From the time she became professed, she was entirely devoted to Heaven.
I often told her that she had only transposed her love, and had given to God that which had formerly been the King's. She has said frequently that if the King should come into the convent she would refuse to see him, and would hide herself so that he could not find her. She was, however, spared this pain, for the King not only never went, but seemed to have forgotten her, as if he had never known her.
To accuse La Valliere of loving any one besides the King was wicked to the last degree, but falsehoods cost Montespan but little. The Comte de Vermandois was a good sort of young man, and loved me as if I had been his mother. When his irregularities were first discovered,--[A more particular account of these will be found hereafter.]-- I was very angry with him; and I had caused him to be told very seriously that if he had behaved ill I should cease to have any regard for him. This grieved him to the heart; he sent to me daily, and begged permission to say only a few words to me. I was firm during four weeks; at length I permitted him to come, when he threw himself at my feet, begged my pardon, promising to amend his conduct, and beseeching me to restore him my friendship (without which he said he could not exist), and to assist him again with my advice. He told me the whole history of his follies, and convinced me that he had been most grossly deluded.
When the Dauphine lay in of the Duke of Burgundy, I said to the King, "I hope your Majesty will not upon this occasion refuse a humble request I have to make to you."

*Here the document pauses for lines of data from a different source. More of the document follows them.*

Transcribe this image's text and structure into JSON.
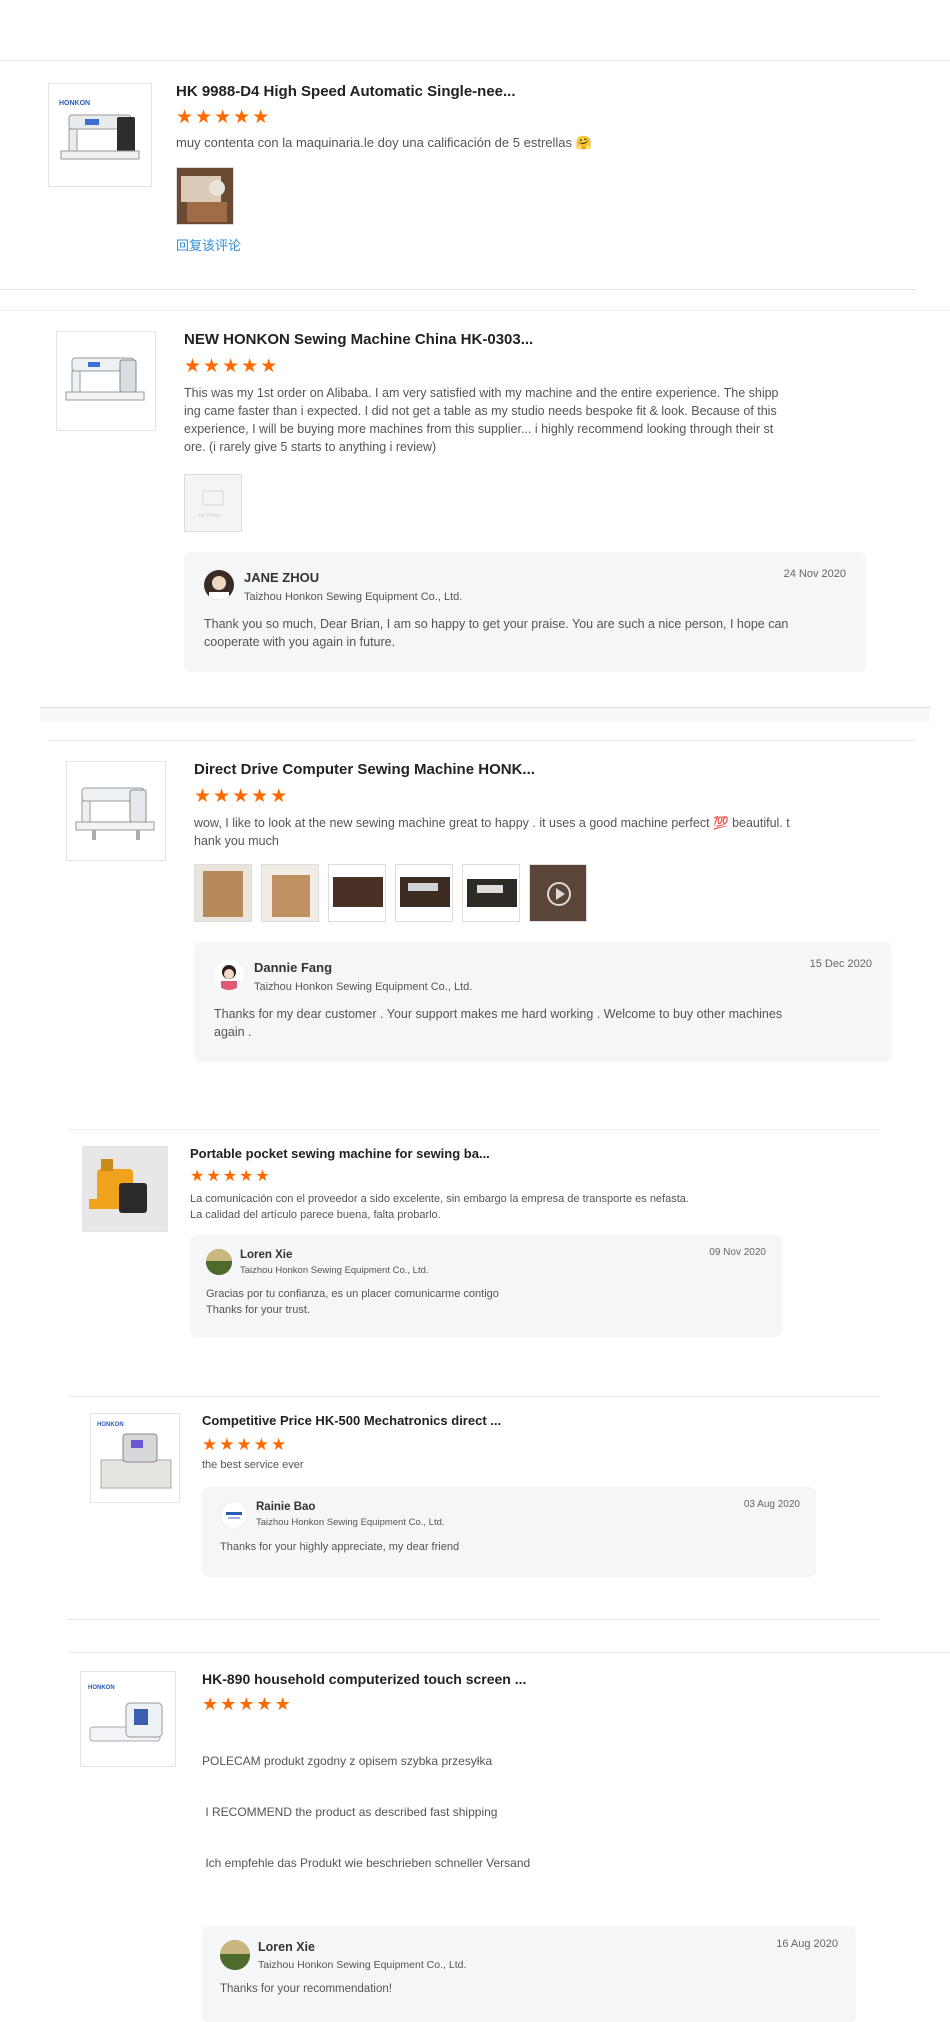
{
  "accent": "#ff6a00",
  "link_color": "#2f8fd8",
  "reviews": [
    {
      "product_title": "HK 9988-D4 High Speed Automatic Single-nee...",
      "rating": 5,
      "text": "muy contenta con la maquinaria.le doy una calificación de 5 estrellas 🤗",
      "images": [
        "sewing-photo"
      ],
      "reply_link": "回复该评论"
    },
    {
      "product_title": "NEW HONKON Sewing Machine China HK-0303...",
      "rating": 5,
      "text_lines": [
        "This was my 1st order on Alibaba. I am very satisfied with my machine and the entire experience. The shipp",
        "ing came faster than i expected. I did not get a table as my studio needs bespoke fit & look. Because of this",
        "experience, I will be buying more machines from this supplier... i highly recommend looking through their st",
        "ore. (i rarely give 5 starts to anything i review)"
      ],
      "images": [
        "placeholder-image"
      ],
      "reply": {
        "name": "JANE ZHOU",
        "company": "Taizhou Honkon Sewing Equipment Co., Ltd.",
        "date": "24 Nov 2020",
        "text_lines": [
          "Thank you so much, Dear Brian, I am so happy to get your praise. You are such a nice person, I hope can",
          "cooperate with you again in future."
        ]
      }
    },
    {
      "product_title": "Direct Drive Computer Sewing Machine HONK...",
      "rating": 5,
      "text_lines": [
        "wow, I like to look at the new sewing machine great to happy . it uses a good machine perfect 💯 beautiful. t",
        "hank you much"
      ],
      "images": [
        "box-photo",
        "box-photo",
        "machine-photo",
        "machine-photo",
        "machine-photo",
        "video-thumb"
      ],
      "reply": {
        "name": "Dannie Fang",
        "company": "Taizhou Honkon Sewing Equipment Co., Ltd.",
        "date": "15 Dec 2020",
        "text_lines": [
          "Thanks for my dear customer . Your support makes me hard working . Welcome to buy other machines",
          "again ."
        ]
      }
    },
    {
      "product_title": "Portable pocket sewing machine for sewing ba...",
      "rating": 5,
      "text_lines": [
        "La comunicación con el proveedor a sido excelente, sin embargo la empresa de transporte es nefasta.",
        "La calidad del artículo parece buena, falta probarlo."
      ],
      "reply": {
        "name": "Loren Xie",
        "company": "Taizhou Honkon Sewing Equipment Co., Ltd.",
        "date": "09 Nov 2020",
        "text_lines": [
          "Gracias por tu confianza, es un placer comunicarme contigo",
          "Thanks for your trust."
        ]
      }
    },
    {
      "product_title": "Competitive Price HK-500 Mechatronics direct ...",
      "rating": 5,
      "text_lines": [
        "the best service ever"
      ],
      "reply": {
        "name": "Rainie Bao",
        "company": "Taizhou Honkon Sewing Equipment Co., Ltd.",
        "date": "03 Aug 2020",
        "text_lines": [
          "Thanks for your highly appreciate, my dear friend"
        ]
      }
    },
    {
      "product_title": "HK-890 household computerized touch screen ...",
      "rating": 5,
      "text_lines": [
        "POLECAM produkt zgodny z opisem szybka przesyłka",
        " I RECOMMEND the product as described fast shipping",
        " Ich empfehle das Produkt wie beschrieben schneller Versand"
      ],
      "reply": {
        "name": "Loren Xie",
        "company": "Taizhou Honkon Sewing Equipment Co., Ltd.",
        "date": "16 Aug 2020",
        "text_lines": [
          "Thanks for your recommendation!"
        ]
      }
    }
  ]
}
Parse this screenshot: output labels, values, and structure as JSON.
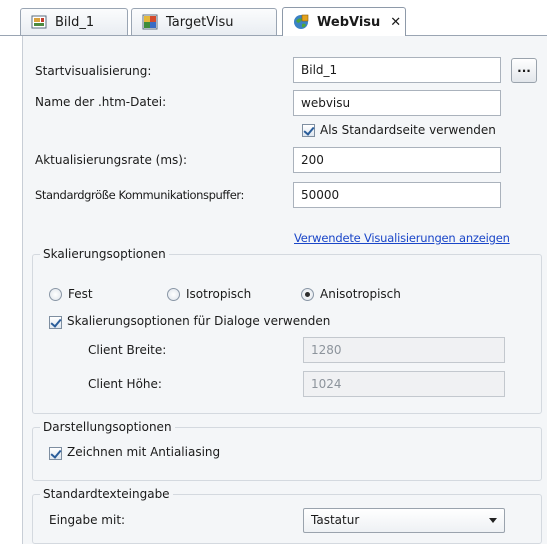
{
  "tabs": [
    {
      "label": "Bild_1",
      "icon": "picture-icon"
    },
    {
      "label": "TargetVisu",
      "icon": "target-visu-icon"
    },
    {
      "label": "WebVisu",
      "icon": "web-visu-icon",
      "active": true,
      "close": "✕"
    }
  ],
  "form": {
    "start_visu": {
      "label": "Startvisualisierung:",
      "value": "Bild_1",
      "browse_label": "..."
    },
    "htm_name": {
      "label": "Name der .htm-Datei:",
      "value": "webvisu"
    },
    "default_page": {
      "label": "Als Standardseite verwenden",
      "checked": true
    },
    "update_rate": {
      "label": "Aktualisierungsrate (ms):",
      "value": "200"
    },
    "buffer_size": {
      "label": "Standardgröße Kommunikationspuffer:",
      "value": "50000"
    },
    "used_visus_link": "Verwendete Visualisierungen anzeigen"
  },
  "scaling": {
    "title": "Skalierungsoptionen",
    "options": [
      {
        "label": "Fest",
        "checked": false
      },
      {
        "label": "Isotropisch",
        "checked": false
      },
      {
        "label": "Anisotropisch",
        "checked": true
      }
    ],
    "dialogs": {
      "label": "Skalierungsoptionen für Dialoge verwenden",
      "checked": true
    },
    "client_width": {
      "label": "Client Breite:",
      "value": "1280"
    },
    "client_height": {
      "label": "Client Höhe:",
      "value": "1024"
    }
  },
  "display": {
    "title": "Darstellungsoptionen",
    "antialiasing": {
      "label": "Zeichnen mit Antialiasing",
      "checked": true
    }
  },
  "text_input": {
    "title": "Standardtexteingabe",
    "label": "Eingabe mit:",
    "selected": "Tastatur"
  },
  "colors": {
    "link": "#1a46c8",
    "panel": "#f4f6f8"
  }
}
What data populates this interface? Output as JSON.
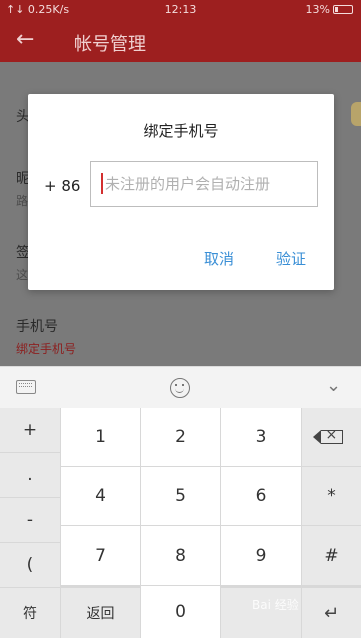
{
  "status_bar": {
    "left": "↑↓ 0.25K/s",
    "time": "12:13",
    "battery": "13%"
  },
  "app_bar": {
    "back_icon": "arrow-left-icon",
    "title": "帐号管理"
  },
  "page_rows": [
    {
      "label": "头",
      "sub": ""
    },
    {
      "label": "昵",
      "sub": "路"
    },
    {
      "label": "签",
      "sub": "这"
    },
    {
      "label": "手机号",
      "sub": "绑定手机号"
    }
  ],
  "dialog": {
    "title": "绑定手机号",
    "country_code": "+ 86",
    "phone_placeholder": "未注册的用户会自动注册",
    "phone_value": "",
    "cancel_label": "取消",
    "verify_label": "验证",
    "accent_color": "#3a8fd6"
  },
  "keyboard": {
    "toolbar_icons": [
      "keyboard-icon",
      "emoji-icon",
      "chevron-down-icon"
    ],
    "left_column": [
      "+",
      ".",
      "-",
      "("
    ],
    "right_column": [
      "backspace-icon",
      "*",
      "#",
      "enter-icon"
    ],
    "digits": [
      "1",
      "2",
      "3",
      "4",
      "5",
      "6",
      "7",
      "8",
      "9"
    ],
    "symbols_label": "符",
    "back_label": "返回",
    "zero_label": "0"
  },
  "watermark": "Bai 经验"
}
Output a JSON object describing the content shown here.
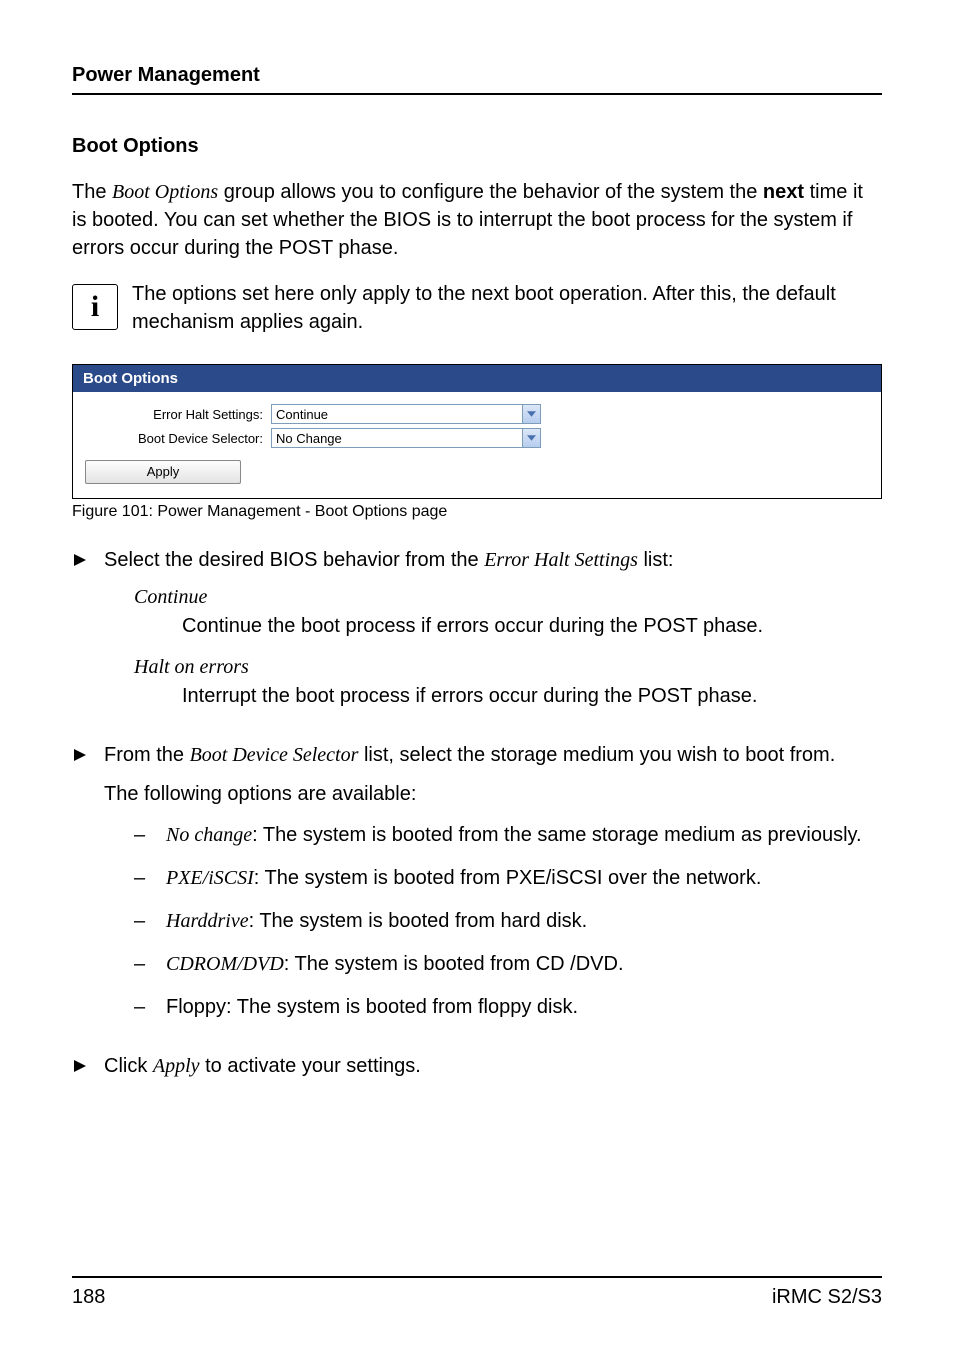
{
  "running_head": "Power Management",
  "section_head": "Boot Options",
  "intro": {
    "pre": "The ",
    "ital": "Boot Options",
    "mid": " group allows you to configure the behavior of the system the ",
    "bold": "next",
    "post": " time it is booted. You can set whether the BIOS is to interrupt the boot process for the system if errors occur during the POST phase."
  },
  "info_note": "The options set here only apply to the next boot operation. After this, the default mechanism applies again.",
  "figure": {
    "header": "Boot Options",
    "label1": "Error Halt Settings:",
    "value1": "Continue",
    "label2": "Boot Device Selector:",
    "value2": "No Change",
    "apply_label": "Apply",
    "caption": "Figure 101: Power Management - Boot Options page"
  },
  "step1": {
    "pre": "Select the desired BIOS behavior from the ",
    "ital": "Error Halt Settings",
    "post": " list:"
  },
  "defs": {
    "term1": "Continue",
    "desc1": "Continue the boot process if errors occur during the POST phase.",
    "term2": "Halt on errors",
    "desc2": "Interrupt the boot process if errors occur during the POST phase."
  },
  "step2": {
    "pre": "From the ",
    "ital": "Boot Device Selector",
    "post": " list, select the storage medium you wish to boot from."
  },
  "options_intro": "The following options are available:",
  "options": {
    "o1": {
      "ital": "No change",
      "rest": ": The system is booted from the same storage medium as previously."
    },
    "o2": {
      "ital": "PXE/iSCSI",
      "rest": ": The system is booted from PXE/iSCSI over the network."
    },
    "o3": {
      "ital": "Harddrive",
      "rest": ": The system is booted from hard disk."
    },
    "o4": {
      "ital": "CDROM/DVD",
      "rest": ": The system is booted from CD /DVD."
    },
    "o5": {
      "plain": "Floppy: The system is booted from floppy disk."
    }
  },
  "step3": {
    "pre": "Click ",
    "ital": "Apply",
    "post": " to activate your settings."
  },
  "footer": {
    "page": "188",
    "doc": "iRMC S2/S3"
  }
}
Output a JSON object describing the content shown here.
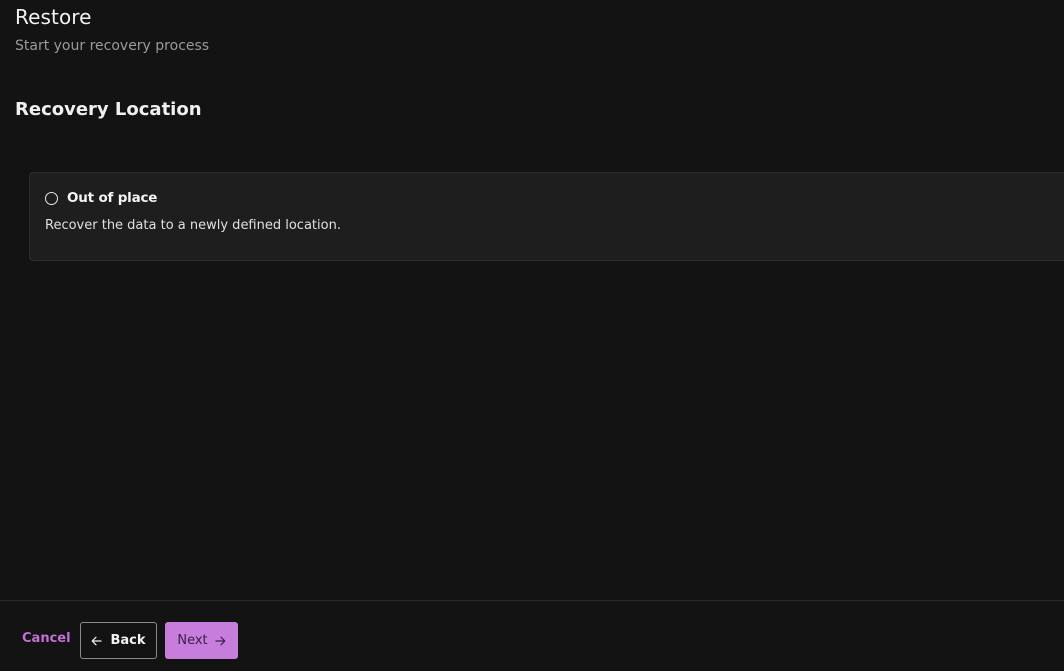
{
  "header": {
    "title": "Restore",
    "subtitle": "Start your recovery process"
  },
  "section": {
    "title": "Recovery Location"
  },
  "options": [
    {
      "label": "Out of place",
      "description": "Recover the data to a newly defined location.",
      "selected": false
    }
  ],
  "footer": {
    "cancel_label": "Cancel",
    "back_label": "Back",
    "next_label": "Next"
  },
  "colors": {
    "background": "#131314",
    "card": "#1e1e1f",
    "accent": "#c77ddb",
    "cancel_text": "#c36fd9"
  },
  "icons": {
    "back": "arrow-left-icon",
    "next": "arrow-right-icon",
    "radio": "radio-unchecked-icon"
  }
}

He smiled and said, "What have you to ask, then?"
I replied, "The pardon, Monsieur, of the poor Comte de Vermandois."
He smiled once more, and said, "You are a very good friend; but as for M.
Vermandois, he has not been sufficiently punished for his crimes."
"The poor lad," I rejoined, "is so very penitent for his offence."
The King replied, "I do not yet feel myself inclined to see him; I am too angry with him still."
Several months elapsed before the King would see him; but the young man was very grateful to me for having spoken in his behalf; and my own children could not be more attached to me than he was. He was well made, but his appearance, though not disagreeable, was not remarkably good; he squinted a little.